Мы долгое время жили с этим убеждением. Но спустя несколько лет в Вене я встретился с младшим братом Мейера; это был действительно славный парень, наш товарищ. Он рассказывал о своем брате и говорил, что тот только с виду труслив, а в действительности наоборот. Он не коммунист и в то время еще не очень симпатизировал коммунистам. Когда была провозглашена диктатура пролетариата, он испугался, перешел границу и попросил убежища у своих австрийских товарищей. Несмотря на это, когда он вернулся, полиция его беспокоила довольно долго.

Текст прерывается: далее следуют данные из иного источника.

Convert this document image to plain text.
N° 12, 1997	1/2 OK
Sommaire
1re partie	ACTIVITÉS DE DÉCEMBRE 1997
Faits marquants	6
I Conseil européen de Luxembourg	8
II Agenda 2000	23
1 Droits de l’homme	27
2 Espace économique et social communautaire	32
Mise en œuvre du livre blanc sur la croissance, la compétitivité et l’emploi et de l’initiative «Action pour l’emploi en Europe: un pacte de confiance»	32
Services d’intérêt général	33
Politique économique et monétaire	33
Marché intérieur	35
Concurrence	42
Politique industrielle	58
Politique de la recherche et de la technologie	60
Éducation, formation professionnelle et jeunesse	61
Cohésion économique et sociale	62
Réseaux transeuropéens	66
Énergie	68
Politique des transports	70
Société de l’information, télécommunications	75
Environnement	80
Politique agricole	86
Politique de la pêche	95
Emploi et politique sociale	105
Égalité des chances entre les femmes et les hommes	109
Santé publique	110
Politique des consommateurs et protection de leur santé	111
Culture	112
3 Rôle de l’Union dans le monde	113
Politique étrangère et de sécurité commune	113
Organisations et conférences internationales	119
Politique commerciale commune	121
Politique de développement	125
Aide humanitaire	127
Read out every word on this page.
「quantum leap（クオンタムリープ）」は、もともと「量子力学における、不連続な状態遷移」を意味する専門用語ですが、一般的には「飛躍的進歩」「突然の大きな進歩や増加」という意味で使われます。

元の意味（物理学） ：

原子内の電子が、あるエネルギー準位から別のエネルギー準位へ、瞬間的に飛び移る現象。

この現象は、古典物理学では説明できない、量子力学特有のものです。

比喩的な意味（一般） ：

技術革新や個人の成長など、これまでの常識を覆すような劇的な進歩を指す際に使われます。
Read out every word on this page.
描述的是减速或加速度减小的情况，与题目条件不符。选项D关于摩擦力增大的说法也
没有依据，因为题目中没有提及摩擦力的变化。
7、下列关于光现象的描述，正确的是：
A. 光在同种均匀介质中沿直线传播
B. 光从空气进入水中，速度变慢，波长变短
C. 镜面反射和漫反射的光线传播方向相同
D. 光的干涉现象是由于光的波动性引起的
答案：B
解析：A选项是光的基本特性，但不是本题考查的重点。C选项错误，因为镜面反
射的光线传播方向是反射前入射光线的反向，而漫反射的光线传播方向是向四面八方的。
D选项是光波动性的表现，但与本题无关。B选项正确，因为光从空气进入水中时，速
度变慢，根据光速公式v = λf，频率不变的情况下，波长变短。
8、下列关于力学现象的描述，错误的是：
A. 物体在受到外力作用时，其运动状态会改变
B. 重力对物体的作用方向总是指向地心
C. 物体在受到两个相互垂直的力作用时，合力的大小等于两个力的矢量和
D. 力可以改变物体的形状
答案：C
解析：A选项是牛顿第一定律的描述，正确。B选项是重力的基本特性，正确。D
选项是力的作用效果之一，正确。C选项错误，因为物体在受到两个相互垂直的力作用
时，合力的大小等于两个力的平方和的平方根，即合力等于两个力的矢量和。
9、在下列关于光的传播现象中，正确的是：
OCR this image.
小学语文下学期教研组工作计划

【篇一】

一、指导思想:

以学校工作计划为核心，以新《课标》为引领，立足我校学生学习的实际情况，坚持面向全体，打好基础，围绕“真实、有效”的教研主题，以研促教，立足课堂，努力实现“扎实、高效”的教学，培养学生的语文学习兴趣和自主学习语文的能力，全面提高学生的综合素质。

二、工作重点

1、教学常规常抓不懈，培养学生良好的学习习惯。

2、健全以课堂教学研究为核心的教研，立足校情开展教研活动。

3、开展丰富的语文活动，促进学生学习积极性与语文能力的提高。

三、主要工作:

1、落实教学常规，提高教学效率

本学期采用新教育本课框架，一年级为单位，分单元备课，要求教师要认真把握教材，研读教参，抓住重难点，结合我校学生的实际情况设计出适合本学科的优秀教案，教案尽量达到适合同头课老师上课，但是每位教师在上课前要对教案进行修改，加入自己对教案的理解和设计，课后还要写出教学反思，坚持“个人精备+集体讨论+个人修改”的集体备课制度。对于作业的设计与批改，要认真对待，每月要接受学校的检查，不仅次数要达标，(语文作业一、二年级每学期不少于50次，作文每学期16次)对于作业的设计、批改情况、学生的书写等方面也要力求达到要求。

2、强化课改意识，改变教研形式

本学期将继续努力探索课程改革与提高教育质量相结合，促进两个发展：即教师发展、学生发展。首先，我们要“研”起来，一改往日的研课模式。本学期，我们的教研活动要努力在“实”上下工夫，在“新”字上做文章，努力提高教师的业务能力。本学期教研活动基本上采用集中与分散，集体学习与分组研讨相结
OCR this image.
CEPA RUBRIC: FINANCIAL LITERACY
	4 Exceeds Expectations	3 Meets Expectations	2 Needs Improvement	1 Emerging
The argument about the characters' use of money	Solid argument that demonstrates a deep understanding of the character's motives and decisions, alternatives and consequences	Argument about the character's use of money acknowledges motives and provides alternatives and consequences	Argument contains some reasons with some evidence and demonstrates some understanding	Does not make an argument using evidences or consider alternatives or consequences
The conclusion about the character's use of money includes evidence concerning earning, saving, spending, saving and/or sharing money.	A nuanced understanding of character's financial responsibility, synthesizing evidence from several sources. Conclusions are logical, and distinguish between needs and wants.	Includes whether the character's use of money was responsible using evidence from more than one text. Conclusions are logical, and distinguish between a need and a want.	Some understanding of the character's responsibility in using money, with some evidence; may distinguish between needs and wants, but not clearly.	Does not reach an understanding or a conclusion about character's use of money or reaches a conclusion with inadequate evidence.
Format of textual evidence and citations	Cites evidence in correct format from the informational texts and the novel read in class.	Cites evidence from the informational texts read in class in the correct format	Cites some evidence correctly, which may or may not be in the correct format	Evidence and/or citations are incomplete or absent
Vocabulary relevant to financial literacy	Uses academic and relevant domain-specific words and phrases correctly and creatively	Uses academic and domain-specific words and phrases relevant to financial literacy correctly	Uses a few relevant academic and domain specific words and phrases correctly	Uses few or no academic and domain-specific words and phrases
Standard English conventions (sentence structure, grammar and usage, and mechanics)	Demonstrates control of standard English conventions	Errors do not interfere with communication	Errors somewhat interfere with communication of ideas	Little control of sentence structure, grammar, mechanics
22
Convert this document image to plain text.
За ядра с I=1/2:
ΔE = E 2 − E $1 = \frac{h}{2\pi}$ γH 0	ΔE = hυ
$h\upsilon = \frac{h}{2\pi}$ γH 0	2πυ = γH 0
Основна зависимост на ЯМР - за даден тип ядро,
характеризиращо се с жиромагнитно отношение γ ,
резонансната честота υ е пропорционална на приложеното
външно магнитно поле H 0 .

Напрасно он доказывал, что не коммунист. Он был еврей и профсоюзный деятель, значит, для клики Хорти – красный. Мейер на собственной шкуре испытал несправедливость, которая била по всем рабочим независимо от их партийной принадлежности. Он и позднее не сделался коммунистом, но стал сочувствующим. Ведь коммунистов, как и его, преследовали несправедливо.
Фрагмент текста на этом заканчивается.